В том же письме от 12 января 1907 года обращают на себя внимание следующие строки: «Занимаюсь, следуя совету моих профессоров, главным образом геологией, а химией между прочим — посещаю некоторых, правда самых крупных профессоров (Maisona, получившего на днях Нобелевскую премию за свои научные открытия)…
…Вчера профессор Лакруа, с которым мы были на Везувии, сам прислал мне пригласительный билет на свою публичную лекцию об извержении Везувия. Смотря на знакомые туманные картинки (диапозитивы. — В. К.) и слушая лекцию, я как бы второй раз совершил это интересное путешествие. Пока что я доволен своими научными занятиями: мы четверо — двое студенток и двое студентов — составили группу, совместно занимаясь геологией: это очень облегчает работу и оживляет, добавлю я. Только уж очень много работы. За зиму пока я успел побыть только на двух ученых собраниях и два раза в театре — это маловато» (1945, с. 381). Очень интересные и многозначительные детали, многое объясняющие, в том числе и на будущее.

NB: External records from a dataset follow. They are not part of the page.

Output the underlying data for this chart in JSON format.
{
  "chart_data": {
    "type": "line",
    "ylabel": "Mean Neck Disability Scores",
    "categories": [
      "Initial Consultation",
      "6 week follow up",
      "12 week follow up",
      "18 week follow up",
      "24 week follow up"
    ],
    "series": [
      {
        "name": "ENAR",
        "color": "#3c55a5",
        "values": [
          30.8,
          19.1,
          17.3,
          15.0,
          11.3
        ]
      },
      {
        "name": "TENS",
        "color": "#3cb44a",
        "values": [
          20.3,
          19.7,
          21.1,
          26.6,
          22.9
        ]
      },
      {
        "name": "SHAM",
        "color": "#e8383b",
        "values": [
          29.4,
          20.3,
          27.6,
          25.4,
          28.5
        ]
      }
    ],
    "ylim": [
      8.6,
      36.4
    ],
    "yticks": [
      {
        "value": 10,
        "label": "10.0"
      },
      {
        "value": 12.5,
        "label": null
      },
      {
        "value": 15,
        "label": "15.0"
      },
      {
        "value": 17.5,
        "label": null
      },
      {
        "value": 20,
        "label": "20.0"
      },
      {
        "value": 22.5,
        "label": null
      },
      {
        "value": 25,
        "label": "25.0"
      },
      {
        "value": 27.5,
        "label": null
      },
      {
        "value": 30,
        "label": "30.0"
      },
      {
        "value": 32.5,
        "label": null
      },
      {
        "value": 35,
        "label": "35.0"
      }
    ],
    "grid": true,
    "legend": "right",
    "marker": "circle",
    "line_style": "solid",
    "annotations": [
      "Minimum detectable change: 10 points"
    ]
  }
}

Наступил особый для героя настоящей книги новый, 1907 год, изменивший его жизнь и заново приобщивший к российским делам, в которых ему предстояло сыграть особую роль. Однако сам он и не подозревал о грядущих переменах, судя по его письму в Орел от 30 марта того же года: «Говорят, карнавал у нас прошел весело, но я тогда никуда не показывал носа. Вместо того, чтобы бросать в хорошеньких женщин конфетти, я зубрил мертвых, и не всегда красивых ископаемых.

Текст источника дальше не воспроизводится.